If fish farmers grow an extractive species, such as filter-feeding mussels, near fish pens, the mussels remove the waste from the water. And those bivalves are a nutrient-rich, low-mercury seafood themselves.
Organizations, such as the Aquaculture Stewardship Council, promote responsible aquaculture and provide certification for farms that meet their standards through independent inspections.
But what about those who do not eat fish — either because they dislike it, have allergies, or are vegetarian or vegan for ethical reasons?
According to Cohen, fish are the best source of DHA and EPA. Other marine foods, such as algae or seaweed, are an option, and omega-3s are also present in grass-fed beef and eggs from chickens that have flaxseed in their diet.
Vegetarian and vegan alternatives to fish are available and do not have sustainability issues, but do these have the same nutritional benefits as real fish?
Food producer Novish, which makes plant-based fish sticks, nuggets, and burgers, states that its products, now available through multinational seafood chain Nordsee, contain no soy or artificial additives. And to give the fishy taste, the brand flavors its foods with seaweed and algae.
But Cohen advised consumers buying fish alternatives to check carefully: “Try to avoid plant-based alternatives to fish that involve multiple mysterious ingredients since it’s ultimately just processed food.“
The Good Food Institute Europe (GFI), an organization that advocates alternative proteins, has launched a sustainable seafood initiative to promote plant-based, cultivated, and fermentation-derived alternatives to fish.
It states that “companies are able to turn plant ingredients into end products that create the sensory experience and nutritional profile of conventional seafood.”
Most manufacturers make plant-based “fish” into products, but a new development — cell culture — involves growing fish in the lab from cells. This can create fish fillets without the bones or scales, but it is still in its early stages.
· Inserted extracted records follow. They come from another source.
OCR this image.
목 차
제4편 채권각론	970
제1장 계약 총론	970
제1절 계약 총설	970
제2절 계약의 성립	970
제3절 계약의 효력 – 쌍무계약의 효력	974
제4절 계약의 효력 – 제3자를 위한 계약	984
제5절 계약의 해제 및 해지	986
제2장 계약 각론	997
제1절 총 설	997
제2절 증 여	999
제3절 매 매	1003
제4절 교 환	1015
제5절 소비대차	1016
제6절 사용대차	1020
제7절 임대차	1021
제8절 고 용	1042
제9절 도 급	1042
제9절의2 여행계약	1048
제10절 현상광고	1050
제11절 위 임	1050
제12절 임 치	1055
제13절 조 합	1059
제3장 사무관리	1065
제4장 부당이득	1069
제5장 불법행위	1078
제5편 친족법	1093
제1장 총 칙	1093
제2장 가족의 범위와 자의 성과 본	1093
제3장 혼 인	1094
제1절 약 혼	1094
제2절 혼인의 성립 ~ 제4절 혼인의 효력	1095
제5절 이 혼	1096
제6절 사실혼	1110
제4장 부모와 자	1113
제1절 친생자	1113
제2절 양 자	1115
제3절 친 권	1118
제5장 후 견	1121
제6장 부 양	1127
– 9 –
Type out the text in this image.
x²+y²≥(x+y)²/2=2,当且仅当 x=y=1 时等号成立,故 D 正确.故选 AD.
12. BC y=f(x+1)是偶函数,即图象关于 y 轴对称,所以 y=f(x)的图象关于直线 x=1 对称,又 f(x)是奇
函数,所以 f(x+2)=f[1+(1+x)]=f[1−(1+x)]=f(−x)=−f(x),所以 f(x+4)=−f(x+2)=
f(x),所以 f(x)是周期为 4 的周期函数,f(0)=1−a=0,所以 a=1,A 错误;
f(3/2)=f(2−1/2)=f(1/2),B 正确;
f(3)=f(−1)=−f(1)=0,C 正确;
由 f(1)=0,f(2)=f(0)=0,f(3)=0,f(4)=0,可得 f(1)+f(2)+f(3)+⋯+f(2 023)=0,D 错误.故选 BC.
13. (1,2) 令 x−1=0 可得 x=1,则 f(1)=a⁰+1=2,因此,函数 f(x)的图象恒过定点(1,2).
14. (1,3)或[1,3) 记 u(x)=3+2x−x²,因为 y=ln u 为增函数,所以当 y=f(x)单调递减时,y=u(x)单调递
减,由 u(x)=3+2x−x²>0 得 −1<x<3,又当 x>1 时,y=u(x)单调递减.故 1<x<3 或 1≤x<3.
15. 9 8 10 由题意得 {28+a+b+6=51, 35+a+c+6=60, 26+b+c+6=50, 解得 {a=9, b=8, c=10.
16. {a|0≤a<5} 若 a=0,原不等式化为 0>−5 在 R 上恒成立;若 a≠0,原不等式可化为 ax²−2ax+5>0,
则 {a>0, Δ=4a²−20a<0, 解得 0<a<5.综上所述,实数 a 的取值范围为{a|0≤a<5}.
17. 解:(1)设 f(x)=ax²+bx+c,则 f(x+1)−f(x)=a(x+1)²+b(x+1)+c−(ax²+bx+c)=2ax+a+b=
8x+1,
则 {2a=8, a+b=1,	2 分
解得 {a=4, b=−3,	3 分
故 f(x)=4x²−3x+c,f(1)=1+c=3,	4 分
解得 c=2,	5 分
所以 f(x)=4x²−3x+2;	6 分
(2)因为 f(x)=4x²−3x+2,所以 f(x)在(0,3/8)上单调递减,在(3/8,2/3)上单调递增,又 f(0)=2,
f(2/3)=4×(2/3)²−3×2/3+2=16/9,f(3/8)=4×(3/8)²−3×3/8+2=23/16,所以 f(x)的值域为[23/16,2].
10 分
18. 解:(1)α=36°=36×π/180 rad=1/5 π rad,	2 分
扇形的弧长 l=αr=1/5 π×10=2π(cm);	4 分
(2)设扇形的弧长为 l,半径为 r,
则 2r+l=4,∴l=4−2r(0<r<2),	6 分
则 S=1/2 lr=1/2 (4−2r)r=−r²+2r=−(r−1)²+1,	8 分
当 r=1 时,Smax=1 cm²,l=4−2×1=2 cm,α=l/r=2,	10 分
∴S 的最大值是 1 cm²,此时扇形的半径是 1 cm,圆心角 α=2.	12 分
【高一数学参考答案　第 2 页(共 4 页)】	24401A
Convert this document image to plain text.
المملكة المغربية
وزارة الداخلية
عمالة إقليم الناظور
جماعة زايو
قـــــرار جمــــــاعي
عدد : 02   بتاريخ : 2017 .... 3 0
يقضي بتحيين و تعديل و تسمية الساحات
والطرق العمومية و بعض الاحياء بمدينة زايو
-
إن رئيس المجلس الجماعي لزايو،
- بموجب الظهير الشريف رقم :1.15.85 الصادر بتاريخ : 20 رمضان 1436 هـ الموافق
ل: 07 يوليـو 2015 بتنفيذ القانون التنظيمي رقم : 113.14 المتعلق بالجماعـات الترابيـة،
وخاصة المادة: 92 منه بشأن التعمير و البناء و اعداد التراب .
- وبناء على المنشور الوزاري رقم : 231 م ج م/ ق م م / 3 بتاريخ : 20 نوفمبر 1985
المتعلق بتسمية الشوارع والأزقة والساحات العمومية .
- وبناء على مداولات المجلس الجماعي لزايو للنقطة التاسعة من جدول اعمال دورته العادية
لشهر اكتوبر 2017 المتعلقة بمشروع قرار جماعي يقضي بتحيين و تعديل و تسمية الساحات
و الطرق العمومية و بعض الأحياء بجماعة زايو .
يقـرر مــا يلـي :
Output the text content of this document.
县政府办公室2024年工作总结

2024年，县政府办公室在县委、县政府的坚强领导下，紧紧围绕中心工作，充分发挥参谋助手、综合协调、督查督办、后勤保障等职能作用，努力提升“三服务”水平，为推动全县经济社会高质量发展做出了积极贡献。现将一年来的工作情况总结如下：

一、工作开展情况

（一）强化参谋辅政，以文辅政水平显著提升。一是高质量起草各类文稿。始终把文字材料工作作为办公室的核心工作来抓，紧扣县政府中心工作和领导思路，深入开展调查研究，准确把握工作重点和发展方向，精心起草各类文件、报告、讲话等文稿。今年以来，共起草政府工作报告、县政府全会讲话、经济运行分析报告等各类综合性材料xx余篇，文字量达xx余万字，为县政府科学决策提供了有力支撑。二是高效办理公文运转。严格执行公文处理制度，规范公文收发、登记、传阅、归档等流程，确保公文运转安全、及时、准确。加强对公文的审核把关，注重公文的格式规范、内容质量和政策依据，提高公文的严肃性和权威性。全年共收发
U.S. food producers Wildtype and BluNalu are both working on these products. BluNalu claims they will “be free of harmful levels of mercury, pathogens, parasites, microplastics, and other environmental contaminants,” and they will “have the same taste, texture, and performance as conventional seafood in all cooking and preparation methods.”
And the GFI adds: “Though not yet commercially available, cultivated seafood is identical to conventional seafood at a cellular level — but is free from mercury, heavy metals, and antibiotics.”
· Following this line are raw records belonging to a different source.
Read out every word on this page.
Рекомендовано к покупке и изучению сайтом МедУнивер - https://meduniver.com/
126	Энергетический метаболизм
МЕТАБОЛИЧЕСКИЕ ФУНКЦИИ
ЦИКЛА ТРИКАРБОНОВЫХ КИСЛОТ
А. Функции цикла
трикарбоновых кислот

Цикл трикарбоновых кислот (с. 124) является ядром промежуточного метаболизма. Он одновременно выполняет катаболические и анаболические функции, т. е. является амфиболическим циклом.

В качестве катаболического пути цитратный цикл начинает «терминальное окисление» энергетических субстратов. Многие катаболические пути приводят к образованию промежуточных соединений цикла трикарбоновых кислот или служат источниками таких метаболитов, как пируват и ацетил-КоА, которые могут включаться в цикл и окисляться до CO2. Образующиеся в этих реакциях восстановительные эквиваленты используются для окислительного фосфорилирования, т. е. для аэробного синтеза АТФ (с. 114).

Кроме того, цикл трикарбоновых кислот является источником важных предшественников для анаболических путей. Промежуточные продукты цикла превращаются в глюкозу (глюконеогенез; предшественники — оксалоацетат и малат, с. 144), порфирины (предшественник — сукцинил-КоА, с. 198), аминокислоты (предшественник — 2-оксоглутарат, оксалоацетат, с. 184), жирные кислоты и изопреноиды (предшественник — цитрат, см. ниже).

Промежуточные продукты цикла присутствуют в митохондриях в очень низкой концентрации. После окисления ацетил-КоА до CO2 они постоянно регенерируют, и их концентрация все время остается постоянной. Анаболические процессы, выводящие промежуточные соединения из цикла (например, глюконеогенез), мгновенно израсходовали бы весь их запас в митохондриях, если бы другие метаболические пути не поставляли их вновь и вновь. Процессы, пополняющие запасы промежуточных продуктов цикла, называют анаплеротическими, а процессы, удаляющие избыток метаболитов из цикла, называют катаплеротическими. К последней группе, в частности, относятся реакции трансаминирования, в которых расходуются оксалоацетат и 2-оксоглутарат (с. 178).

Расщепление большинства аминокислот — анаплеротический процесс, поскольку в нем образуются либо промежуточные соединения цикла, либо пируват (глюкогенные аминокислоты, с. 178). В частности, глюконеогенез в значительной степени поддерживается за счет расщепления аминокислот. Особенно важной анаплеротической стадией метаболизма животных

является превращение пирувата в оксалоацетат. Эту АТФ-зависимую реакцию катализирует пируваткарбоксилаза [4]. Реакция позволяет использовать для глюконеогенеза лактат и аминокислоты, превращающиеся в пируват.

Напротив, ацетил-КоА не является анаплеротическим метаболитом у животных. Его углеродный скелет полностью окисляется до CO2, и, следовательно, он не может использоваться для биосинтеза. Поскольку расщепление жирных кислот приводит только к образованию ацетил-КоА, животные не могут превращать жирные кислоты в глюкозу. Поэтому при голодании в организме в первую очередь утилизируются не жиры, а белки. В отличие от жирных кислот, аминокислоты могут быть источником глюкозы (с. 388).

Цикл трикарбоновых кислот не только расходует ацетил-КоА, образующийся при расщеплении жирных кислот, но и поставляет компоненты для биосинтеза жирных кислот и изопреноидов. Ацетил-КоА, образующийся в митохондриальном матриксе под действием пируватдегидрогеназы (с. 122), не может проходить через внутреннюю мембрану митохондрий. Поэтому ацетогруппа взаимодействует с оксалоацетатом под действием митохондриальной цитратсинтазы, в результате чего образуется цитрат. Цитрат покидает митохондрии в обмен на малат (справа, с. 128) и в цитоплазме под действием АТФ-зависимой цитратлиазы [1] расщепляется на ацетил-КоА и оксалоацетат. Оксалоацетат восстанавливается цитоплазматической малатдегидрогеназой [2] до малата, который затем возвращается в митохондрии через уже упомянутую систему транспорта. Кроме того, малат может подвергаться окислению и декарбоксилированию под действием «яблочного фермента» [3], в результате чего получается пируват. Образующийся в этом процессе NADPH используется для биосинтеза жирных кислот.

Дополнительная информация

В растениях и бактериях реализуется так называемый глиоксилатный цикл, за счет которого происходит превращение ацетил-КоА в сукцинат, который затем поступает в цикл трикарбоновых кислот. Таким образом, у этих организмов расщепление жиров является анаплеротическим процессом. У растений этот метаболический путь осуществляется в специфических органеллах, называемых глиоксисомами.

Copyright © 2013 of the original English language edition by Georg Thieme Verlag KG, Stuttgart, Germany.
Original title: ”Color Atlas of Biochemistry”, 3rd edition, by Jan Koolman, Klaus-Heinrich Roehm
However, Cohen is not convinced: “There is no clinical data about the comparison in nutrients between real fish and fish created in a laboratory. My hope is that we will put more energy into improving sustainable farming and fishing practices to continue addressing environmental concerns and putting fish on everyone’s table.”
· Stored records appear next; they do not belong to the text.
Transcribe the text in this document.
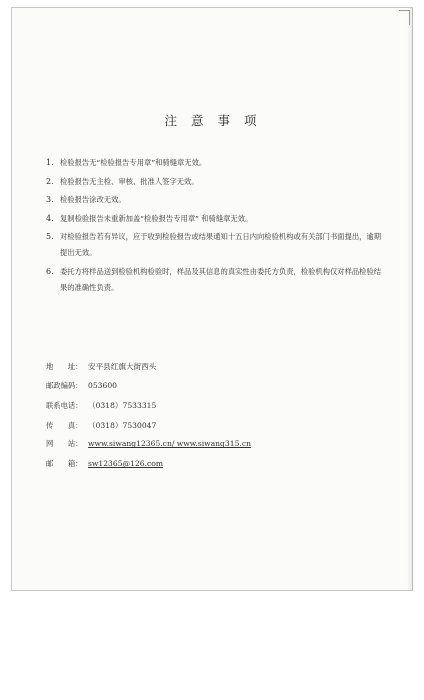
注 意 事 项
1. 检验报告无“检验报告专用章”和骑缝章无效。
2. 检验报告无主检、审核、批准人签字无效。
3. 检验报告涂改无效。
4. 复制检验报告未重新加盖“检验报告专用章” 和骑缝章无效。
5. 对检验报告若有异议，应于收到检验报告或结果通知十五日内向检验机构或有关部门书面提出，逾期提出无效。
6. 委托方将样品送到检验机构检验时，样品及其信息的真实性由委托方负责，检验机构仅对样品检验结果的准确性负责。
地　　址： 安平县红旗大街西头
邮政编码： 053600
联系电话： （0318）7533315
传　　真： （0318）7530047
网　　站： www.siwang12365.cn/ www.siwang315.cn
邮　　箱： sw12365@126.com
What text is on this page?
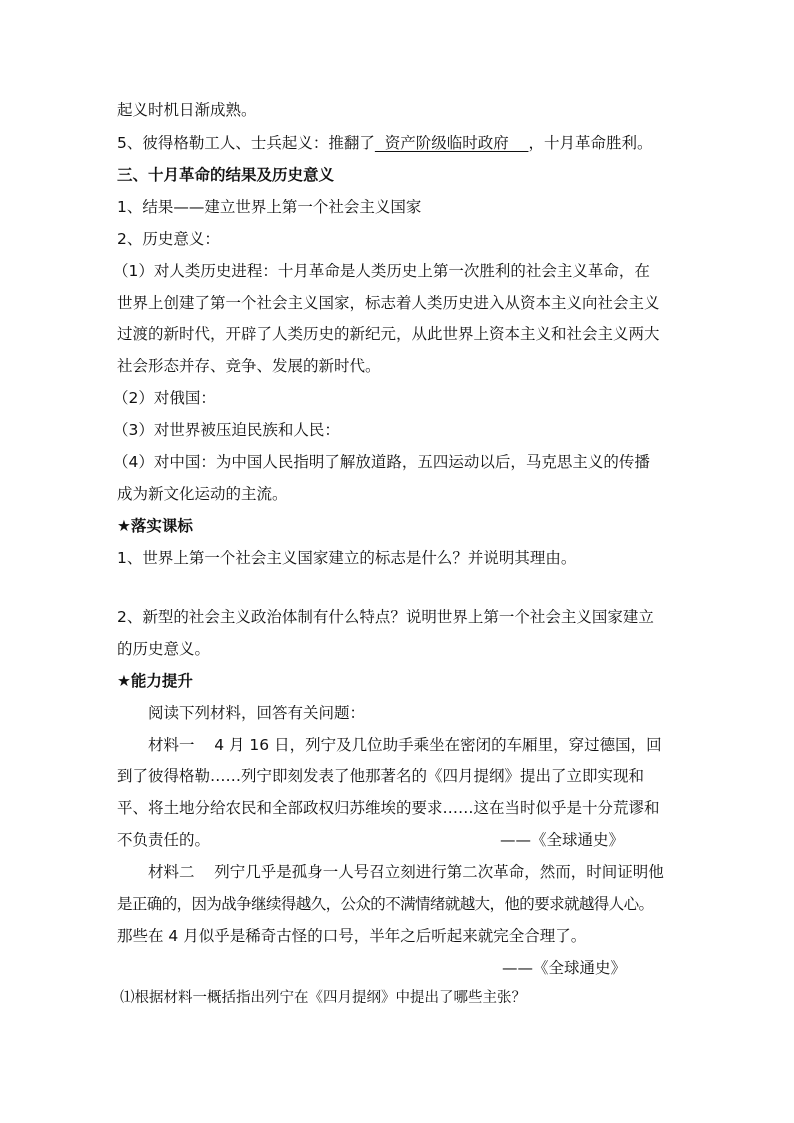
起义时机日渐成熟。
5、彼得格勒工人、士兵起义：推翻了  资产阶级临时政府    ，十月革命胜利。
三、十月革命的结果及历史意义
1、结果——建立世界上第一个社会主义国家
2、历史意义：
（1）对人类历史进程：十月革命是人类历史上第一次胜利的社会主义革命，在
世界上创建了第一个社会主义国家，标志着人类历史进入从资本主义向社会主义
过渡的新时代，开辟了人类历史的新纪元，从此世界上资本主义和社会主义两大
社会形态并存、竞争、发展的新时代。
（2）对俄国：
（3）对世界被压迫民族和人民：
（4）对中国：为中国人民指明了解放道路，五四运动以后，马克思主义的传播
成为新文化运动的主流。
★落实课标
1、世界上第一个社会主义国家建立的标志是什么？并说明其理由。
2、新型的社会主义政治体制有什么特点？说明世界上第一个社会主义国家建立
的历史意义。
★能力提升
阅读下列材料，回答有关问题：
材料一    4 月 16 日，列宁及几位助手乘坐在密闭的车厢里，穿过德国，回
到了彼得格勒……列宁即刻发表了他那著名的《四月提纲》提出了立即实现和
平、将土地分给农民和全部政权归苏维埃的要求……这在当时似乎是十分荒谬和
不负责任的。	——《全球通史》
材料二    列宁几乎是孤身一人号召立刻进行第二次革命，然而，时间证明他
是正确的，因为战争继续得越久，公众的不满情绪就越大，他的要求就越得人心。
那些在 4 月似乎是稀奇古怪的口号，半年之后听起来就完全合理了。
——《全球通史》
⑴根据材料一概括指出列宁在《四月提纲》中提出了哪些主张？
So should we eat fish? The nutrients in fish are important, but it is possible to get them elsewhere if you are concerned about sustainability issues.
And the key to a healthy lifestyle is ensuring that your diet is varied. Cohen stressed that it is not just about eating fish: “Research has shown that diets that incorporate these healthy fats — like the Mediterranean Diet — are associated with positive health outcomes. Aim for a whole-food diet whenever possible.”
The message, therefore, is that if you want to eat fish, read the label carefully to ensure it is from a sustainable source and choose cold-water oily fish for the greatest health benefits as part of a balanced and varied diet.